Growing ./r-seq/r-seq.004 to: ./r-seq/r-seq.005 ... Done.
Growing ./r-seq/r-seq.005 to: ./r-seq/r-seq.006 ... Done.
Growing ./r-seq/r-seq.006 to: ./r-seq/r-seq.007 ... Done.
Checking the result:
$ find ./r-seq/ -type f -name "r-seq.*" \
-exec echo -n "{}:\"" \; \
-exec cat {} \; \
-exec echo "\"" \; \
| sort
./r-seq/r-seq.001:"1"
./r-seq/r-seq.002:"10"
./r-seq/r-seq.003:"101"
./r-seq/r-seq.004:"10110"
./r-seq/r-seq.005:"10110101"
./r-seq/r-seq.006:"1011010110110"
./r-seq/r-seq.007:"101101011011010110101"
Phi Number
or Golden Number or Golden Ratio
Please find more information at https://duckduckgo.com/?q=fibonacci+phi.

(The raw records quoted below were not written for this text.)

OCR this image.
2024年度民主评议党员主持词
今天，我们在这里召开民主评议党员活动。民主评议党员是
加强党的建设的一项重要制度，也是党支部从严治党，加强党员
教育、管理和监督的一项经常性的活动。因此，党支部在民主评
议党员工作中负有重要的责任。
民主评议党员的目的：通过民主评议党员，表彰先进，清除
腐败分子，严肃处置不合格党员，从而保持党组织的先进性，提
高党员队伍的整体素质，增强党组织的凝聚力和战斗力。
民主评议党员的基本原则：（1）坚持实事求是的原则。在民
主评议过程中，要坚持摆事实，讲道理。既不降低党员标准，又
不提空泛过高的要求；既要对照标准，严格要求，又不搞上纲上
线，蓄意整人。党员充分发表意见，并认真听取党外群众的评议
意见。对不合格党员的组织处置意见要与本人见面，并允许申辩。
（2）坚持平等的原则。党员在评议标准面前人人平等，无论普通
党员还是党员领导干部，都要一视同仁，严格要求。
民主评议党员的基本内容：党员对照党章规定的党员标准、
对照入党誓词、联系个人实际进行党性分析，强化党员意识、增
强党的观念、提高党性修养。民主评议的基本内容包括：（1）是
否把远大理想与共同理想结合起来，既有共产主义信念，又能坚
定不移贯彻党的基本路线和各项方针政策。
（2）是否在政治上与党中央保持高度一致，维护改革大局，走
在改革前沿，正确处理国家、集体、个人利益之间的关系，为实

There is an additional script in checking phi Number:
./phi.sh
0 2/1
1 3/2
2 5/3
3 8/5
4 13/8
5 21/13
6 34/21
7 55/34
8 89/55
9 144/89
10 233/144
11 377/233
12 610/377
13 987/610
14 1597/987
15 2584/1597
Here is a deviation from know Golden Number: 1.618033988749895
./phi.sh | awk '{print $2 "-1.618033988749895"}' | bc -l
.38196601125010500000
-.11803398874989500000
.04863267791677166666
-.01803398874989500000
.00696601125010500000
-.00264937336527961539
.00101363029772404761
-.00038692992636558824
.00014782943192318181
-.00005646066000735956
.00002156680566055555
-.00000823767693362661
.00000314652861958885
-.00000120186464909837
.00000045907178686423
-.00000017534976976519
So far, so good, forks like magic.
Three State Machine
Welcome to the shooting Range, hunting tickets for Fibonacci Rabbits are at the stake! :)
Terminology
0 - Junior Pair of Rabbits
1 - Mature Pair of Rabbits
2 - Deceased Pair of Rabbits
I have found two algos satisfying the task:
Algo A
- Junior Pair of Rabbits (0) breeds Mature Pair of Rabbits (1)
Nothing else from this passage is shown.